In his first season as a professional starter, Fajardo completed 338 of 473 pass attempts for 4,302 yards, 18 touchdowns and eight interceptions. He also did a lot of damage on the ground, rushing for 611 yards and 10 touchdowns.
During the season he endeared himself to Roughriders fans through interviews and charity initiatives. He said the fans also turned the off-season into a special one for him and his family.
“I think the coolest thing about my holidays this year was seeing the reaction of fans opening up a Fajardo jersey on their Christmas day and that was so cool that they were sharing the videos with me,” Fajardo said.
“I’d show my wife and I’d show my family and it would just bring a smile to our family’s face to be represented by another family with our last name on the back of the jersey.”
When he returns to the Roughriders in 2020, he’ll have a new person calling the plays, with Jason Maas taking over as the team’s offensive co-ordinator.
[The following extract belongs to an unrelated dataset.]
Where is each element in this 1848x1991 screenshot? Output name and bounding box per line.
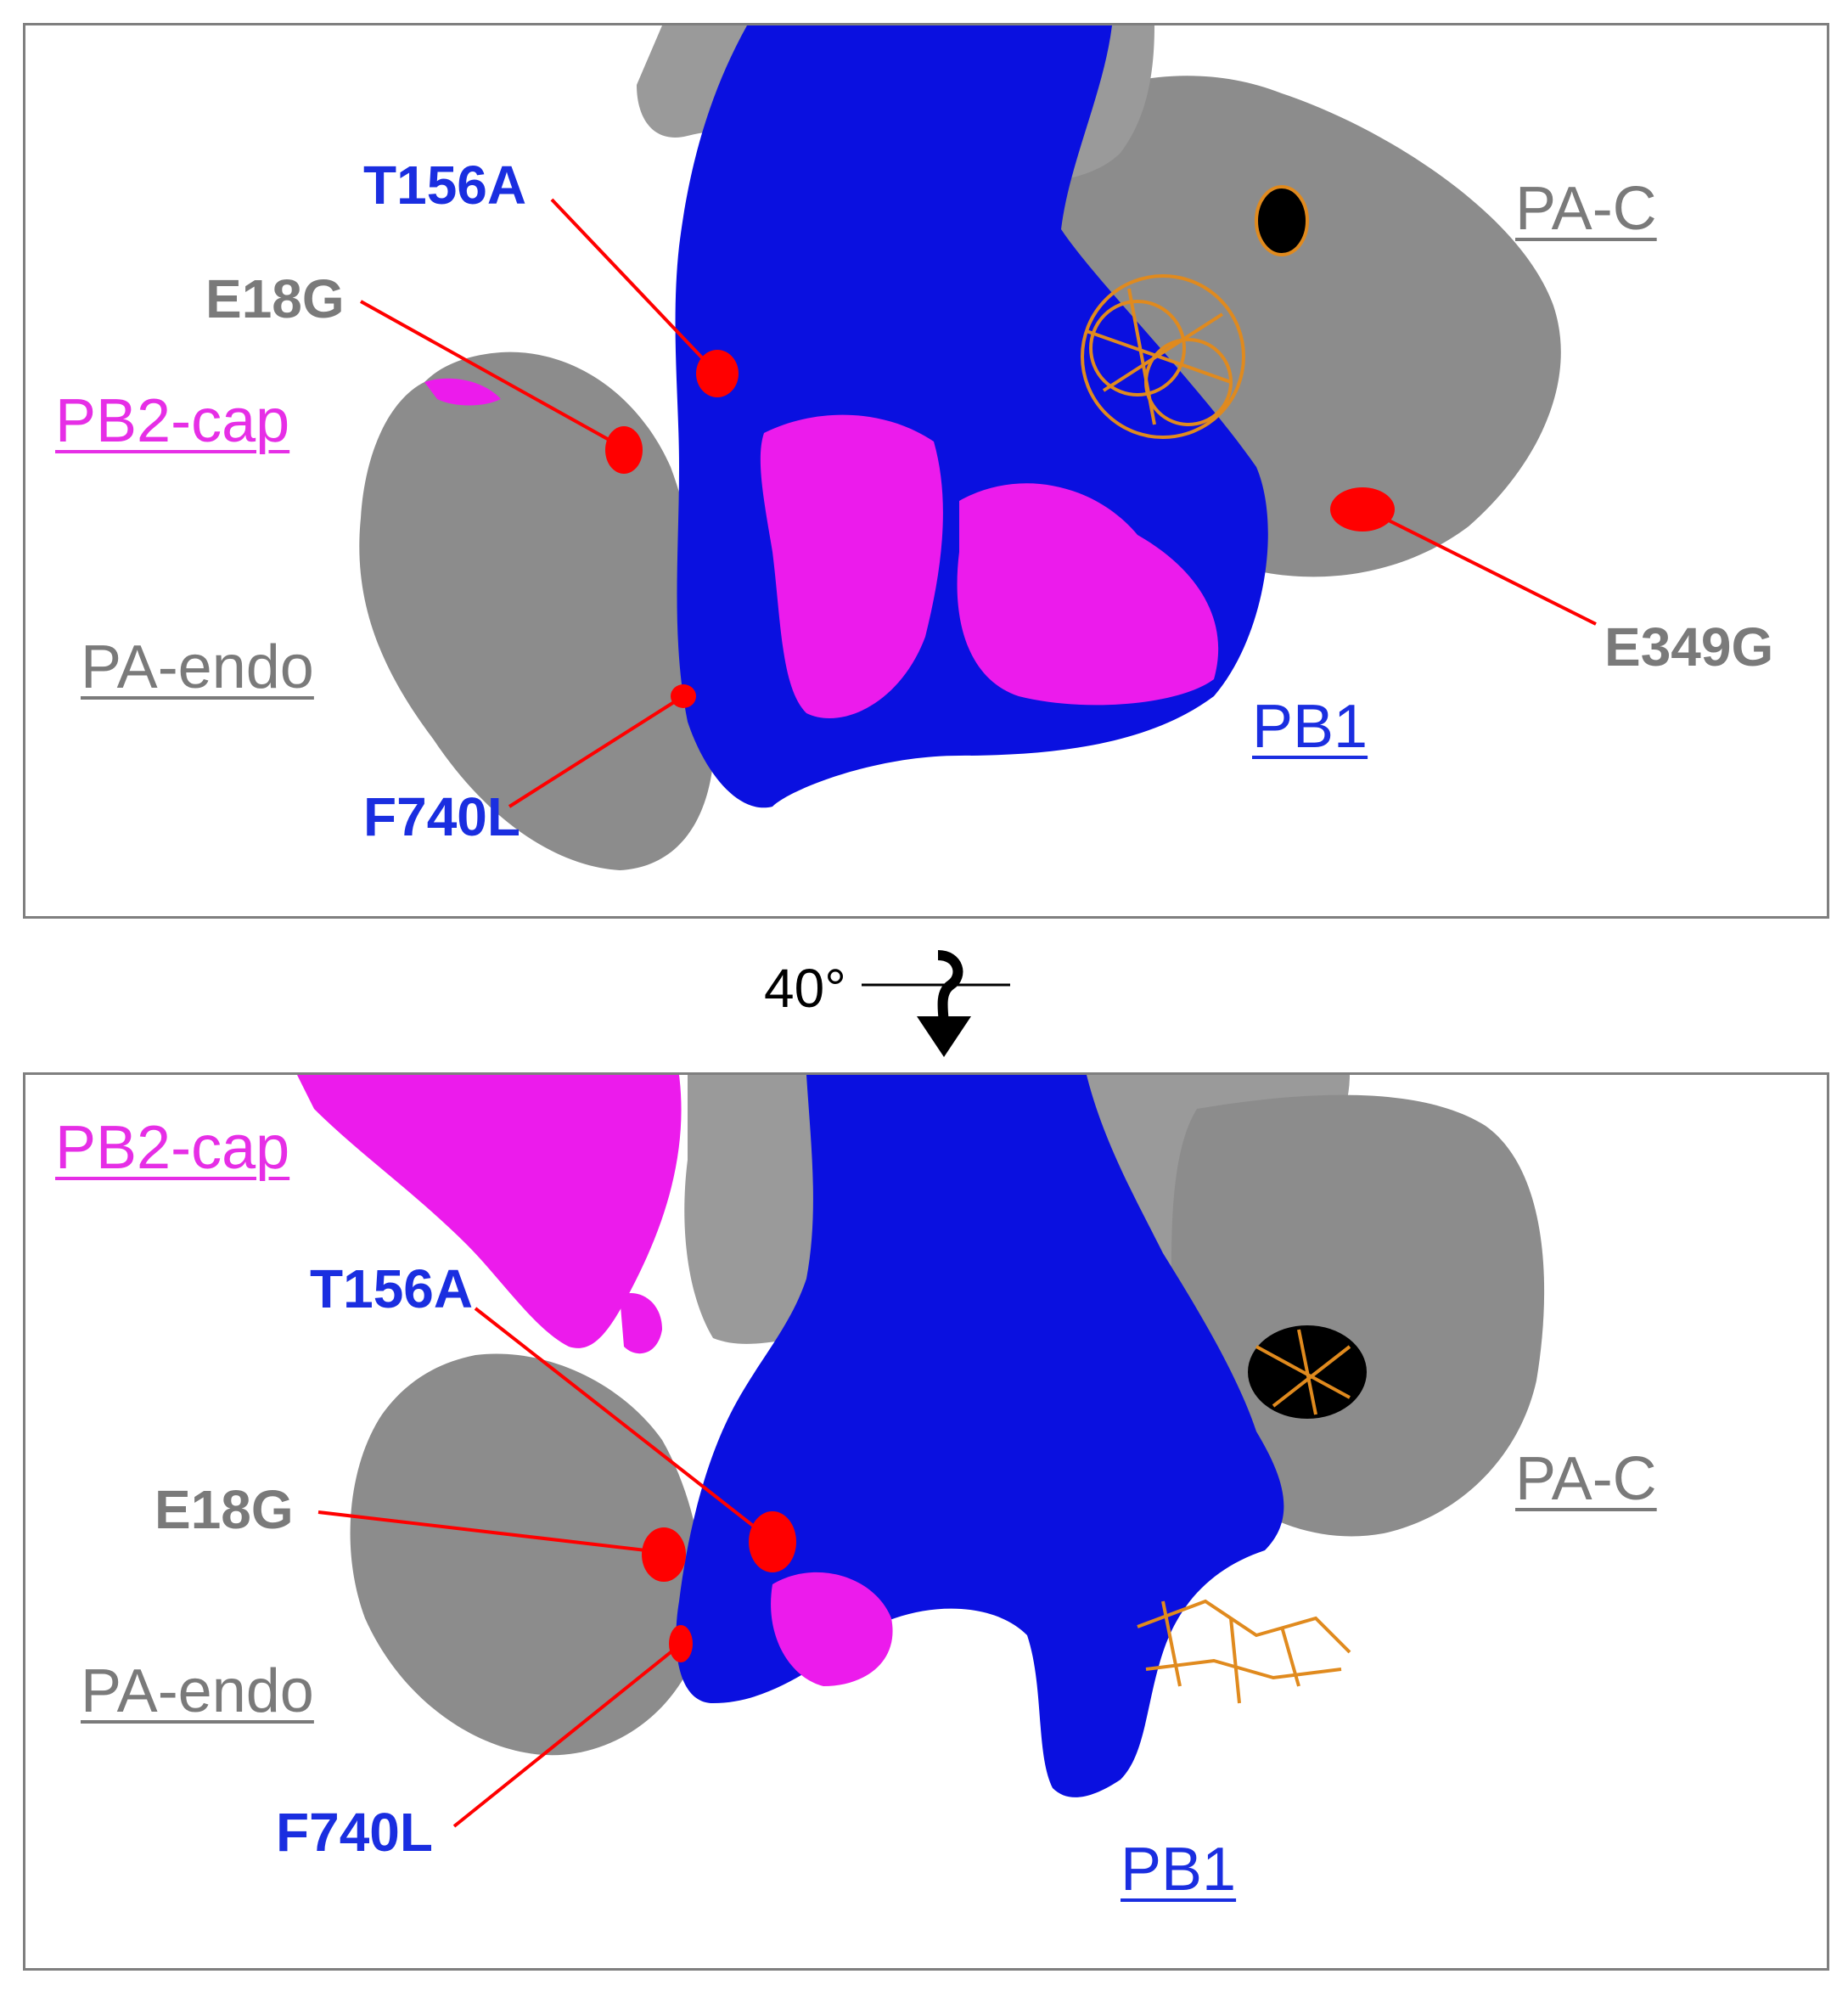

“Coach Maas and I have had a lot of conversations through the holidays. When he got signed, he said I was one of the first guys he called, which meant a lot to me,” Fajardo said.
“He wants to build the offence around my strengths and doesn’t want to change too much. The biggest thing is that he doesn’t want to reteach an entire new offence to a bunch of guys who have got familiarity with each other.”
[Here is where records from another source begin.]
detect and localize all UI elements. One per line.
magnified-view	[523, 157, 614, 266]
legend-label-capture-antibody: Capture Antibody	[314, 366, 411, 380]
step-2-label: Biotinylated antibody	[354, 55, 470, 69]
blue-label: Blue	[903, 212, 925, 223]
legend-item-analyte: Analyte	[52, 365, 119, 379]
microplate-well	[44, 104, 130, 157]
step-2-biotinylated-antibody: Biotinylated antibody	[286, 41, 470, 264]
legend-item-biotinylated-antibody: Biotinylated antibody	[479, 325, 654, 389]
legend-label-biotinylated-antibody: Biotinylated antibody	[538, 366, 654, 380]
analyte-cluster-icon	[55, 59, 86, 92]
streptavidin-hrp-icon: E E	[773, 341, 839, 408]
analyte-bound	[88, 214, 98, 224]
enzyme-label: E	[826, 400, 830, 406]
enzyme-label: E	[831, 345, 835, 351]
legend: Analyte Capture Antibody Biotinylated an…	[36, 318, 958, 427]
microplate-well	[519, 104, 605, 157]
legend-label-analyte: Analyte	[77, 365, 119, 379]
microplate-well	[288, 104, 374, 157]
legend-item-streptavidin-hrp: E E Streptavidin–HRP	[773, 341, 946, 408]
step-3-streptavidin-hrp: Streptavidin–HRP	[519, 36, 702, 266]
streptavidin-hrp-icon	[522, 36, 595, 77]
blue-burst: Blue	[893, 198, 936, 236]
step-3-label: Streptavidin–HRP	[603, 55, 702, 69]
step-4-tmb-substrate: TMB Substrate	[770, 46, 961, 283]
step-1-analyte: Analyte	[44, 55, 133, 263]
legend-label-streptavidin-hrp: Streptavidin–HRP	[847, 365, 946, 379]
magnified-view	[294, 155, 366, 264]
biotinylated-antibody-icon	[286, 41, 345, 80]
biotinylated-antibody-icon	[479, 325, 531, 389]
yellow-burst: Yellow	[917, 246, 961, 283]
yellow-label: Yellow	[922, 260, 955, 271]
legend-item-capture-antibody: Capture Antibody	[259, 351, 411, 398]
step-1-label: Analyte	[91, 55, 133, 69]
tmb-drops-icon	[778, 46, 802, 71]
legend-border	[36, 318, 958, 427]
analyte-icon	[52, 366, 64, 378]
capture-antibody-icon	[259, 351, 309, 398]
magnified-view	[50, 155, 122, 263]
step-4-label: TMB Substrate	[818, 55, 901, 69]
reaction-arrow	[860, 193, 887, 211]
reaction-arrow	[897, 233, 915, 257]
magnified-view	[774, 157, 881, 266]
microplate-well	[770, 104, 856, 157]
As he looks back at the season that was for him, Fajardo said he’s grateful for how football brought his family closer together.
“For (his family) to all sit down — it doesn’t matter where they’re at — and to watch me play football, which is something they’ve done my entire career is support me, it gave them something to talk about,” he said. “After the game the phone lines were buzzing no matter win, lose or draw.”
Moncrief finds a home
Linebacker Derrick Moncrief, whom the Roughriders released Wednesday so he could test the NFL waters, has landed with the Las Vegas Raiders.
Moncrief, 26, was to become a CFL free agent Feb. 11. Saskatchewan let him go early so he could pursue NFL opportunities — and he signed a reserve/future contract with the Raiders.
Moncrief spent the past three seasons with the Roughriders. In 2019, he recorded 69 defensive tackles, four special-teams tackles, four sacks, three interceptions and one forced fumble in 17 regular-season games en route to being named a West Division all-star and a CFL all-star.